25 Agustus 2013, adalah hari yang sudah saya tunggu-tunggu sejak sebulan lalu. Setelah malam sebelumnya saya tidak bisa tidur karena terlalu resah menunggu hari minggu pagi tiba, dan hasilnya saya nyaris tidak tidur semalaman. Tapi itu tidak mengurangi semangat saya, jam 12 siang, saya berangkat ke GBK dengan maksud, agar bisa mendapatkan spot parkir yang nyaman. Suami saya memilih memarkir kendaraan di RRI, dan alhamdulillah, saya tidak perlu parkir motor sampai ke dalam. Tampak calon penonton berkaos hitam bertuliskan Metallica seliweran di depan pintu masuk stadion, karena masih cukup lama mereka memanfaatkan waktu untuk, biasalah, foto-foto. Cuaca yang sangat terik waktu itu tidak menyurutkan niat kami semua para penonton untuk berjalan-jalan di dalam stadion untuk melihat stand-stand yang ada. Tapi akhirnya saya dan suami saya merasa kalau kami harus menghemat tenaga untuk konser malam nanti, saya pilih untuk makan siang di salah satu stand makanan yang kebetulan ada tepat di depan Green B Gate, tempat kami nonton nanti. Di dekat tempat makan tadi, ada salah satu stand sponsor TAMA, yang mengadakan kompetisi memainkan double pedal, dengan hadiah double pedal dari TAMA. Lumayanlah untuk mengisi kebosanan menunggu konser dimulai. Cuaca yang sangat terik memaksa kami tidak banyak berkeliaran, selain menghemat tenaga untuk konser nanti malam, juga karena bisa menimbulkan kehausan, ini perlu dihindari karena harga air minum kemasan paling kecil melambung jadi Rp. 10.000! Gilaaaa. Satu hal yang menggelitik, dari ribuan penonton, kisaran usia mereka adalah 30 tahun keatas, jarang sekali saya jumpai ABG disana, kalau nenek-nenek justru ada. Apa iya, anak muda jaman sekarang sudah tak suka lagi musik metal yang enerjik dan memilih boyband/girlband korea, atau band-band melayu seperti yang marak saat ini? Jika benar begitu, sayang sekali, dan ini berarti penurunan selera.

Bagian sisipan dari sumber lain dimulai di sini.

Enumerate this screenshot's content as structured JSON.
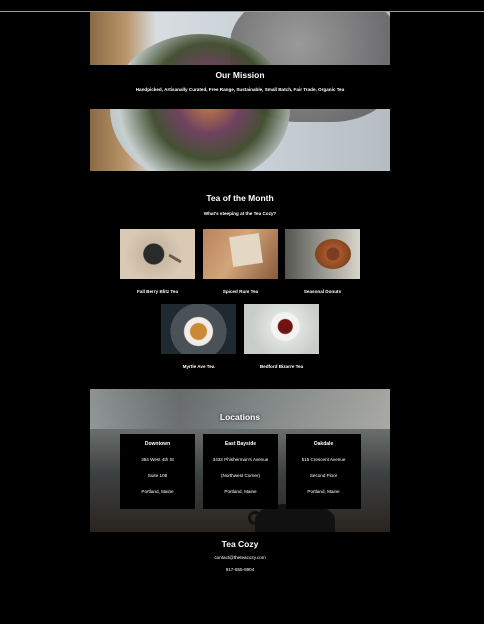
{
  "mission": {
    "title": "Our Mission",
    "text": "Handpicked, Artisanally Curated, Free Range, Sustainable, Small Batch, Fair Trade, Organic Tea"
  },
  "tea_of_month": {
    "title": "Tea of the Month",
    "subtitle": "What's steeping at the Tea Cozy?",
    "items": [
      {
        "name": "Fall Berry Blitz Tea",
        "image": "fall-berry-image"
      },
      {
        "name": "Spiced Rum Tea",
        "image": "spiced-rum-image"
      },
      {
        "name": "Seasonal Donuts",
        "image": "donuts-image"
      },
      {
        "name": "Myrtle Ave Tea",
        "image": "myrtle-ave-image"
      },
      {
        "name": "Bedford Bizarre Tea",
        "image": "bedford-bizarre-image"
      }
    ]
  },
  "locations": {
    "title": "Locations",
    "items": [
      {
        "name": "Downtown",
        "line1": "384 West 4th St",
        "line2": "Suite 108",
        "line3": "Portland, Maine"
      },
      {
        "name": "East Bayside",
        "line1": "3433 Phisherman's Avenue",
        "line2": "(Northwest Corner)",
        "line3": "Portland, Maine"
      },
      {
        "name": "Oakdale",
        "line1": "515 Crescent Avenue",
        "line2": "Second Floor",
        "line3": "Portland, Maine"
      }
    ]
  },
  "footer": {
    "title": "Tea Cozy",
    "email": "contact@theteacozy.com",
    "phone": "917-555-8904"
  }
}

Pukul empat sore, antrian mulai terjadi di depan gate, dan saya tak ketinggalan. Beruntung saya bisa mengantri di barisan depan, inilah keuntungan datang lebih awal, bisa mengantri di depan. Tapi sampai jam enam sore, gate belum dibuka juga. Perubahan posisi dari berdiri-jongkok-duduk-berdiri-duduk lagi pun mulai terjadi. Akhirnya pukul enam gate dibuka, mundur satu jam dari yang dijadwalkan. Pemeriksaan tas sedikit memperlambat proses masuk ke stadion, belum lagi penyitaan air minum yang tadi sempat kami beli. Arrgghhhh, ternyata ini dengan maksud agar kami membeli air minum didalam, yang harganya Rp. 10.000 itu tadi. Hiks, baiklaaah, demi Metallica, saya maklumi semua hal ini. Akhirnya, saya dan suami saya masuk ke stadion dengan sakses! YEESSS. saya mendapatkan spot yang sangat pas, walaupun di tribun, tapi tempat yang saya pilih pas. . Saya duduk bersebelahan dengan lima orang anak SMA -nah, kali ini saya kaget-, karena penasaran, akhirnya saya tanya mereka kenapa bisa nonton Metallica, jawabannya karena mendengar cerita dari paman salah satu anak ABG tadi yang memang nge-fans sama Metallica. Dan memang terbukti, sepanjang konser mereka cuma ber-headbang, tapi tidak hapal satupun lagi dari Metallica, hahaha. Seringai tampil sebagai band pembuka, walaupun boleh dibilang cukup "membakar" tapi belum bisa benar-benar membakar diri saya. Hasilnya, saya hanya manggut-manggut ketika Seringai tampil, bukan karena musik mereka buruk, musik mereka bagus, tapi mungkin karena saya terlalu memusatkan seluruh energi dan pikiran saya untuk Metallica, bukan yang lain. Hampir setengah jam berlalu sejak Seringai turun panggung, penonton mulai tak sabar, lalu tiba-tiba terdengar suara gemuruh dari tribun Purple A. Apa itu? Rupanya mereka membuat Mexican Wave. Sambuuuut! Penonton di Green A sampai ke Purple B dengan senang hati menyambut, dan membalasnya! Sampai-sampai, penonton yang ada di Festival membalikkan badan dan mengabadikan momen ini bersamaan dengan tepuk tangan keras dari mereka. Magic! Betapa begitu banyak energi positif dari konser ini, belum dimulai saja sudah seru begini.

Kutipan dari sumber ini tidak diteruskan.